What's not an argument?

I'm not arguing that we'd like iterators under just about any syntax, details to be decided. I'm arguing specifically, for several reasons, that we would be better off allowing for-in to be customizable as in Python:

1. Allows developers, not just TC39, to improve for-in semantics in parallel and at scale.

2. Avoids enlarging the language with another for-in-like construct.

3. Re-uses Python brainprint

I don't have a crystal ball, so I can't prove that these benefits override possible drawbacks. I'm encouraged by our experience with JS1.7 and up, since 2006. Both SpiderMonkey and Rhino support iterators not as proxies, but with essentially the same semantics with respect to for-in. The Python precedent is also significant and relevant to many developers.

In all this time, no one has complained about for-in sometimes returning keys (or values for sequence types in Python, but keys for other types), other times returning custom iterator results. Note also that proxies as proposed for Harmony, and Python's unstratified meta-programming support, allow all sorts of fundamental opeations, not just for-in, to be customized.

But reason (1) is IMHO most compelling. Between my own mistakes made in haste in 1995 and TC39 TG1's failure in 1996 and 1997 with ES1 to clean up for-in and fully specify it, we have a legacy of confusion in a fundamental looping statement.

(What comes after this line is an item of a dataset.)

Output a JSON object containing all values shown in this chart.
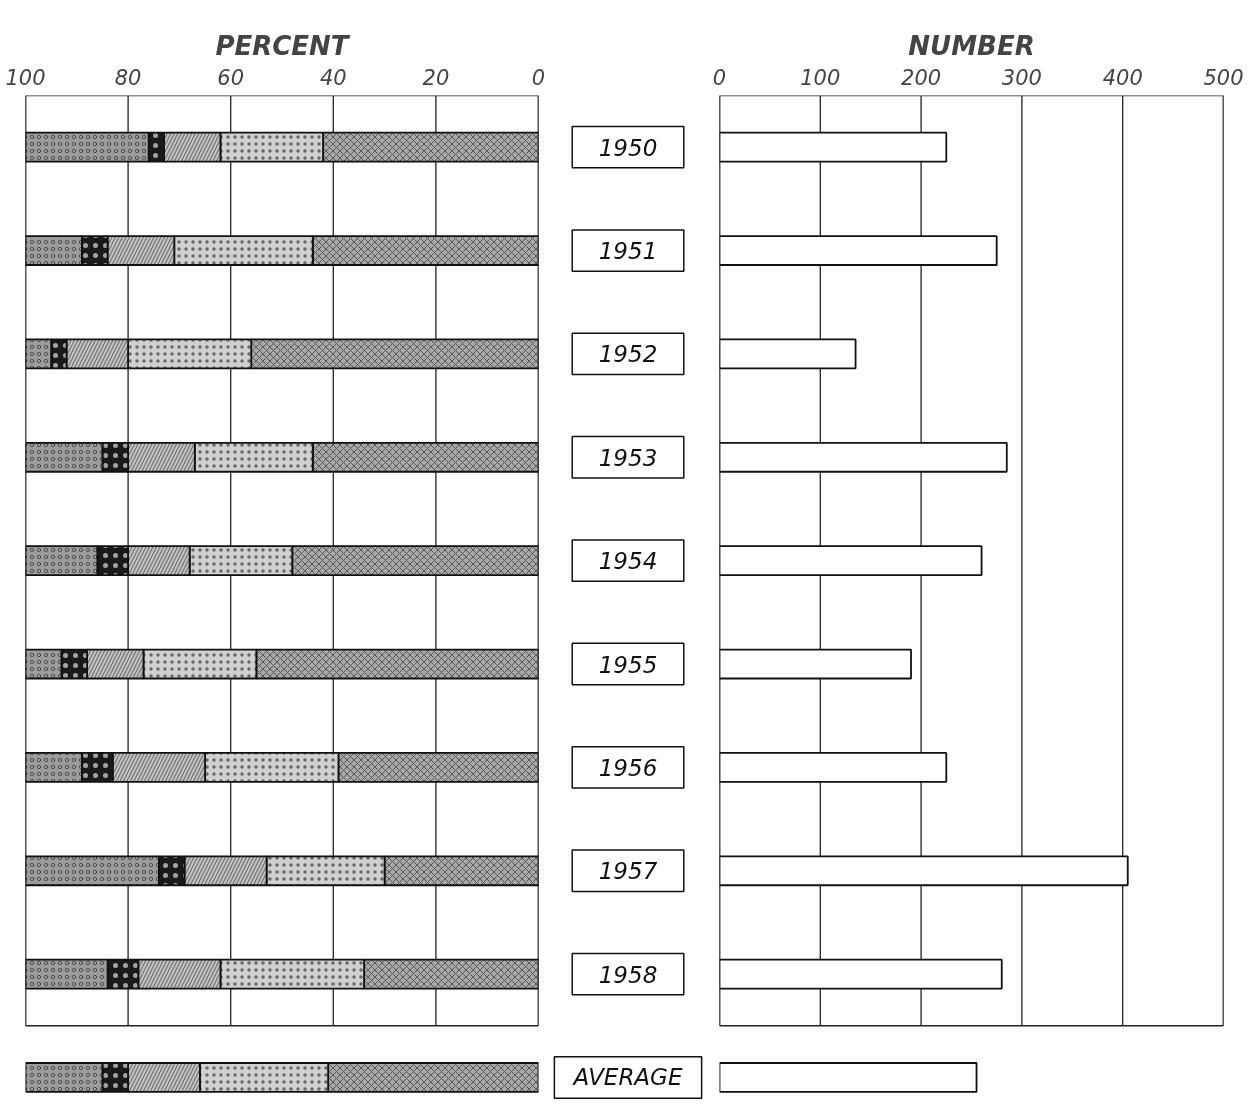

Meanwhile the mass of Ajax developers has coped by building some nice libraries on top of the language, including for-in, but of course expressing iteration functionally for want of a way to augment or reform the syntax.

From this history I conclude that giving developers the ability to reform for-in is likelier to bear good fruit than TC39 taking another rare and probably one-time-only, hard-coded-in-the-spec, stab at the problem, using novel yet less desirable syntax.

The Web is a very large evolving system. Giving developers evolutionary paths toward better ways of doing everyday tasks *in practice* works better than dictating "final answers" via de-jure standards bodies every few years or decades. As noted above, iteration may let authors reform for-in, even as the full power of proxies helps JS authors and DOM developers (certainly Mozilla's, and I believe also IE's) reform the DOM.

But we need these evolutionary pathways. They are necessarily meta-programming APIs, so JS developers can write programs determining the meaning of program elements including objects, properties, and for-in loops.

Without such meta-programming facilities, not much will change, and what does change will come in the form of highly constrained (over-constrained, in my experience), infrequently released, and costly products of design by committee.